Message from Mars: Big Data and Genomics Can Make Our Food Safer
Salmonella. E. Coli. Listeria. Killer bacteria are wreaking havoc on society. Nearly 1 in 6 people contract a foodborne illness every year. In the US alone, thousands die. The economic toll is a staggering $77 billion. And if it seems like things are getting worse, blame our global food supply—and the status quo process of bacteria detection. But there’s hope on the horizon. A wild-eyed scientist at Mars is working with IBM to create a radical new system to stop pathogenic spread. It combines big data and genomics with the latest thinking in medicine. They call it sequencing the food supply chain. If you care about your health, you’ll want to listen closely.

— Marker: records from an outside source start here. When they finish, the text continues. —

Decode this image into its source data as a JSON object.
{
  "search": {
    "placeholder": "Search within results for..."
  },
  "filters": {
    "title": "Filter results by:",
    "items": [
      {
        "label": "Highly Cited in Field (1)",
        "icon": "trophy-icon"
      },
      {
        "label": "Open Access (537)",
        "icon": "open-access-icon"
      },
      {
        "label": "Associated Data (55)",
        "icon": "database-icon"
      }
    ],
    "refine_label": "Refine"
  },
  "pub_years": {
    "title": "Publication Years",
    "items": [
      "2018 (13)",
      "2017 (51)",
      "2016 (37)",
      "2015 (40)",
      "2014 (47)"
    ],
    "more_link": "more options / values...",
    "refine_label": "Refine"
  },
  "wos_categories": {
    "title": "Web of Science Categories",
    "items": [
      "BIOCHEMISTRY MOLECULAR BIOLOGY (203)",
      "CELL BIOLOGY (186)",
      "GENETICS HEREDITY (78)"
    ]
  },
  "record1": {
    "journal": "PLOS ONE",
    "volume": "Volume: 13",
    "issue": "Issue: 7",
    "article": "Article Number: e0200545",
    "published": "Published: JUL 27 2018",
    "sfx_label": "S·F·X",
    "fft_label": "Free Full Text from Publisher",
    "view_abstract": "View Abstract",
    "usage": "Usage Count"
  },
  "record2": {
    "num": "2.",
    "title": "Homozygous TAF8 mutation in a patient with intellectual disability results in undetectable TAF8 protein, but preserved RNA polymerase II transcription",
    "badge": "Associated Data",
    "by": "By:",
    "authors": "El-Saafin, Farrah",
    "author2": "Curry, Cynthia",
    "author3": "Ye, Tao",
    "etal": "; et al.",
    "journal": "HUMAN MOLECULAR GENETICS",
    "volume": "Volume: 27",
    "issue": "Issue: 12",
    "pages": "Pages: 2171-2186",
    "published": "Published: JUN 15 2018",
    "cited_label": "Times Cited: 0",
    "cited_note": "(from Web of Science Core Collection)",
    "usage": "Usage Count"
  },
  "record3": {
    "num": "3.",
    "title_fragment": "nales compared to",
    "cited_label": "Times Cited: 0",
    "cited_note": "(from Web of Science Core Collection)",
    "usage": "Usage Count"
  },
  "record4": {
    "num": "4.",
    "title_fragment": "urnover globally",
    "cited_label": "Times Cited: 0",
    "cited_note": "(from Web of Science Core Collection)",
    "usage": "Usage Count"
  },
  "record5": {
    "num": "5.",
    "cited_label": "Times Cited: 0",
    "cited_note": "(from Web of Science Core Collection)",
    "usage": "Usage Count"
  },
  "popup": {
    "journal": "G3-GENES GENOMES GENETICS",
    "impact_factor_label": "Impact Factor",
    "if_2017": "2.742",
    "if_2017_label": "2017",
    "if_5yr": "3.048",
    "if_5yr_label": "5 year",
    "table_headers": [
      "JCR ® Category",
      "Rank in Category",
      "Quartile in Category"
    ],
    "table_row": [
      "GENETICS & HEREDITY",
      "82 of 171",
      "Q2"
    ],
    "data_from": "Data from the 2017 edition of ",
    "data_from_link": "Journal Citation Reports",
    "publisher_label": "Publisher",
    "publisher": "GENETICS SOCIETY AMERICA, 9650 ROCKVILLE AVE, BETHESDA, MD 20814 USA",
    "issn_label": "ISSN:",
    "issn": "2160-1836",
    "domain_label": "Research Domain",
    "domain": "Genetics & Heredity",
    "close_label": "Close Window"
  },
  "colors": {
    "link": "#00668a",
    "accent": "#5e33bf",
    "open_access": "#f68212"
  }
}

One of the world’s largest food manufacturers, Mars works with thousands of suppliers and millions of tons of raw materials every year. At the Petcare division in Nevada, where Pedigree and Whiskas are made, supplies come in primarily by rail.
Mars Petcare, and the food industry at large, has used the same method to prevent food contamination for decades. It relies heavily on supplier relationships, materials inspection, biological sampling, high-temperature cooking, and sanitation. By contrast, Mars Petcare’s pilot project uses the latest tools and methods borrowed from genomics, big data and modern medicine.
Why start with pet food when human lives are at stake? “We’re using the bits that people don’t want. It actually gives us a bigger challenge from a safety point of view. It’s harder to do,” says Mars VP of corporate R&D Dave Crean.
A tour of Mars Petcare reveals a highly automated operation. From the storage silos through final packaging, materials encounter minimal human interaction. By reducing handling, Mars reduces the risk of contamination.
North American director of quality and food safety Annette Miller leads a tour of the facility. It smells like you might expect—but is probably far cleaner than you imagine. Machinery is disassembled and scrubbed every weekend.
Factory bosses like Reno site manager Andrew Everitt (back) could benefit greatly from Crean’s new system. Today’s sampling methods are slow and scattershot. A “factory microbiome” approach will be far more encompassing and immediate, triggering an alarm whenever a foreign substance finds its way into the factory.